The Many Sins of Cris De Feaux (Lords of Disgrace 3) - Page 65

‘He’s calling again this afternoon to make certain my skull’s all right, then I can sit up, he says. The man’s seen too many head injuries during the war, it makes him over-cautious.’

‘I would rather he was. I thought…I thought for a moment that you…were dead, or had broken your back.’

‘Would you care very much?’ The austere, cool expression was back on his face and he was looking up at the underside of the bed canopy, not at her.

‘Of course I care! You saved my life, Cris. That was an incredibly brave thing to do, to risk. And I couldn’t have jumped for anyone else, there is no one else I would have trusted. How did you think of telling me to do what Jory did? It confused Franklin, stopped him guessing for a few vital seconds.’

‘I thought that would penetrate the noise, and the confusion, and reach you in a way that just shouting Jump! would not. If I thought at all. But I do not want your gratitude, Tamsyn.’

‘Why not?’ she asked softly. He seemed somehow angry and all she got for a reply was a shake of the head. ‘You are in pain and I am making you irritable. I’ll go, I just wanted to see for myself that you are alive and are going to get better.’ She released his hand and got to her feet.

‘I am not irritable,’ Cris snapped.

‘No?’

‘No. I am working out how to propose to you from this ludicrous position.’ He sounded completely exasperated.

‘Propose? But, Cris, why?’ Of all the unromantic offers of marriage she could imagine, being snapped at by a man flat on his back and in a foul temper must be top of the list. ‘We have discussed this.’

‘I love you.’

‘Just because—’ Her brain caught up with her ears. ‘No, you do not.’ How much more did this have to hurt?

‘I think I may know better than you how I feel.’ His eyes, blue and dark and unfathomable, watched her as he lay, unmoving.

‘You are being gallant again. The scandal does not matter, I am leaving today.’

‘Today?’ Cris came up off the bed, cursing with pain, and twisted to take her by the shoulders with both hands.

‘Lie down, please.’ She tried to push him back, but he yanked her against him, kissed her until she stopped struggling and began to kiss him back. It was the last time, she justified to herself with what was left of her powers of reasoning. When they finally broke apart she reached for the pillows and piled them behind him in the hope he would at least lie back.

She moved the chair safely out of range. ‘That is not love—that is desire. We know we feel it. What about the woman you were in love with before? Is this just the rebound from her?’

‘How did you know about Katerina?’ Cris was controlling his breathing with a visible effort.

‘I did not, you have just told me her name. I guessed there was someone. Your friends thought so, too.’

‘I believed I was in love with her. She was married and it was impossible. We exchanged one kiss—that was all. I think the very impossibility of it made me believe it was love. That first time I kissed you, in the sea, there was something that made me doubt my feelings for her and the more I thought about it, the more I realised it was not love I had felt.’

She should not ask him any more, because even if this was the truth, he was not for her. She was not for him.
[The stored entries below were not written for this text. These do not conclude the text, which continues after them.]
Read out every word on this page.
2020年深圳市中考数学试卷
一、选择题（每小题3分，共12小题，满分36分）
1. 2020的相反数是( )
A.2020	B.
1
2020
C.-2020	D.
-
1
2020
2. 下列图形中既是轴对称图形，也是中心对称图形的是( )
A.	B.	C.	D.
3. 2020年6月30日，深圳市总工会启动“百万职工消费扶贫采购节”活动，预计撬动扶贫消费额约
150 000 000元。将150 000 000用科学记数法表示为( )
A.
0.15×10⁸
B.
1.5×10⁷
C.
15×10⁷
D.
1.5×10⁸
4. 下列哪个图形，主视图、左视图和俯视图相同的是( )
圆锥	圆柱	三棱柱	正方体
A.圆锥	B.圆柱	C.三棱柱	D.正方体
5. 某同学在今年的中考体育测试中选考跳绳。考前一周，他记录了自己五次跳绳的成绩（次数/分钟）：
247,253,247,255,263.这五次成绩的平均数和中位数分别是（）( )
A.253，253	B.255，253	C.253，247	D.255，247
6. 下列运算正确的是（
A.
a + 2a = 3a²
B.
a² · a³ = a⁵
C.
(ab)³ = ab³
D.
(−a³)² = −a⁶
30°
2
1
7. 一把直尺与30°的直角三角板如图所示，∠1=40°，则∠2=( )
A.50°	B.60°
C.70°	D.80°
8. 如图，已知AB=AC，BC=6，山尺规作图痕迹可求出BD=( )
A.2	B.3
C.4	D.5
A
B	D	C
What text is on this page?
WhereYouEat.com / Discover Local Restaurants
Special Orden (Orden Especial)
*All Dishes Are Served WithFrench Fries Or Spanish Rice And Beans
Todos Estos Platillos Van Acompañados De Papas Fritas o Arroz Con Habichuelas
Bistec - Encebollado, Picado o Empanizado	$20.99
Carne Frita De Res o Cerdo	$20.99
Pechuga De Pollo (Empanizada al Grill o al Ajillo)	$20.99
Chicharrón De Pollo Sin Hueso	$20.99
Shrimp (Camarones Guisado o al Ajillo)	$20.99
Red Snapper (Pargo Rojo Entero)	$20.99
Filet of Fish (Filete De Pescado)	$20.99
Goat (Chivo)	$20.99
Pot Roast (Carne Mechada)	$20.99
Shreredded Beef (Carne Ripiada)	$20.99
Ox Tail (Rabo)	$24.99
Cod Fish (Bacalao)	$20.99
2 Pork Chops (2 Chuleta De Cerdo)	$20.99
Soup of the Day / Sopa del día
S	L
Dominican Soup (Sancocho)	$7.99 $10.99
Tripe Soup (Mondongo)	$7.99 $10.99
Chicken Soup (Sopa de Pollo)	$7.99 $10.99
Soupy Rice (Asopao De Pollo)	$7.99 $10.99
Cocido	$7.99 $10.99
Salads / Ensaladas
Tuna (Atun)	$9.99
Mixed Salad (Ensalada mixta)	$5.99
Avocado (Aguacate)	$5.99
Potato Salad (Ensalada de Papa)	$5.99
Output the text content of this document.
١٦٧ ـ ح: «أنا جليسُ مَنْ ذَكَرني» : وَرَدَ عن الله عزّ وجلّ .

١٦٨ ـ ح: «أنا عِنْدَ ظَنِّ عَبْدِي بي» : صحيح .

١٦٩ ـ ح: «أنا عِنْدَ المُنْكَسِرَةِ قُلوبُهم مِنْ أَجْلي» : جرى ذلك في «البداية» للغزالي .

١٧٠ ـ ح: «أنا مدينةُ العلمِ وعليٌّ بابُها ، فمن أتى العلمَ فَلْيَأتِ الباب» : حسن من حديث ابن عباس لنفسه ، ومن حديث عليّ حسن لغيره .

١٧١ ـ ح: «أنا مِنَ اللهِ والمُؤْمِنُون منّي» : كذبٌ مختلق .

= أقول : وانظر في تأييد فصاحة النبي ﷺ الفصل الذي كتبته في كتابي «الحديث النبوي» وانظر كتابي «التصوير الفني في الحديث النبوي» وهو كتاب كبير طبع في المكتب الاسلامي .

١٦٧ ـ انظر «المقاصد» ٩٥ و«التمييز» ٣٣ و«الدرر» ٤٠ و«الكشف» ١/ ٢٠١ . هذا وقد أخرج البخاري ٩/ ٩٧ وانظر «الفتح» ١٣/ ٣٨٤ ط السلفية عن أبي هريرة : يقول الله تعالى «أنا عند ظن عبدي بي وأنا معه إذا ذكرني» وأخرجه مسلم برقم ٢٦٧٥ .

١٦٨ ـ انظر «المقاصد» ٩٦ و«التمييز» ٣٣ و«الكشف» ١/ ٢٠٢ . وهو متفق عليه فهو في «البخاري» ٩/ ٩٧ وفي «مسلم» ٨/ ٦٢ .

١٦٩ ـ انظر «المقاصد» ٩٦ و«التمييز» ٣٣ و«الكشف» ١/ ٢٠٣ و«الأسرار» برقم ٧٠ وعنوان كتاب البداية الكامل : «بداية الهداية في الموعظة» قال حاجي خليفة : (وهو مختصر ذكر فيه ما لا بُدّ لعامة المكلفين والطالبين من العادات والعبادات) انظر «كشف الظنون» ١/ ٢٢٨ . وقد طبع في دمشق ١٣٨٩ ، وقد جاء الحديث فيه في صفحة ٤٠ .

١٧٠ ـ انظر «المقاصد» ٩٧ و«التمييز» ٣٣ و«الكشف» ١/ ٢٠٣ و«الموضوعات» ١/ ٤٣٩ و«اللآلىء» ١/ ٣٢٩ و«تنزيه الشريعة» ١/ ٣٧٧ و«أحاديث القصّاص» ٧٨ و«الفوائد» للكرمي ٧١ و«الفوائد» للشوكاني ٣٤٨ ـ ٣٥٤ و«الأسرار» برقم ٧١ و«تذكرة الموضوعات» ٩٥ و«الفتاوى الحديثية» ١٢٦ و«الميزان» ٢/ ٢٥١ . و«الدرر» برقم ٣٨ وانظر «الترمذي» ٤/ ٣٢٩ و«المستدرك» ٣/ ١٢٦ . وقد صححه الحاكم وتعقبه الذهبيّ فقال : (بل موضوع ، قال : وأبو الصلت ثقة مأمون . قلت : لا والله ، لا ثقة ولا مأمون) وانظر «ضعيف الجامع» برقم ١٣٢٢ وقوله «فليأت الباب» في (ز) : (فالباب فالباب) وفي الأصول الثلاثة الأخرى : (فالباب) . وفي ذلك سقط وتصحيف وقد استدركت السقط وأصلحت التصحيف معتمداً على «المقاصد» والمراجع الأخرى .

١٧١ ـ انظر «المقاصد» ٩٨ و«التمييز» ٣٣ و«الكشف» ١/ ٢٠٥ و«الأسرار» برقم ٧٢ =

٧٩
But I am only human. ‘What makes you think what you feel for me is love?’ she asked, her voice steady, her body shaking with the effort of will that took.

‘The ache when I came to London and you were not here. The sense that something was missing, as if I had lost a limb, or a sense. And then last night, when I saw you fighting to be free from Franklin, when I saw you blazing with courage and determination and a refusal to give in and I thought I was going to lose you. Then I knew.’

‘I am not the wife for you, for a marquess. You know that.’

He loves me. I love him and I cannot, must not, marry him.

‘All my life I have thought I knew not whom I must marry, but what kind of woman. It was a certainty, like knowing that the land was entailed, or that I had a seat in the House of Lords. But I lay here last nigh

t, unable to sleep, and made myself listen to reason, to reality, to what I felt. I realised I could marry a yeoman’s daughter tomorrow and a few eyebrows might be raised. And they would be lowered again if she proved to be elegant and cultured and knew how to behave in society. And before you mention last night’s uproar, the scandal is Chelford’s. Only a small inner circle know how you are involved.’

‘Jory—’

‘Was a youthful love. A romance that happened a long way away from any of those raised eyebrows. Tamsyn, I do not have to marry for money, I do not have to marry for political alliances. I have only myself to please if I fall in love with a lady who can only enhance the family name, be a life’s partner to me, a wonderful mother to my children.’

Her control did break then, as though he had hit ice, sending cracks and fissures spreading out, taking pain with them. Of course he did not know what had happened on that clifftop that day, not all of it.

‘But I do not love you,’ she lied as she stood up, sending the chair to the floor behind her. He was white to the lips as he stared at her, his hands already clenching on the bedclothes as though he would throw them off, try to follow her as she backed across the room to the door.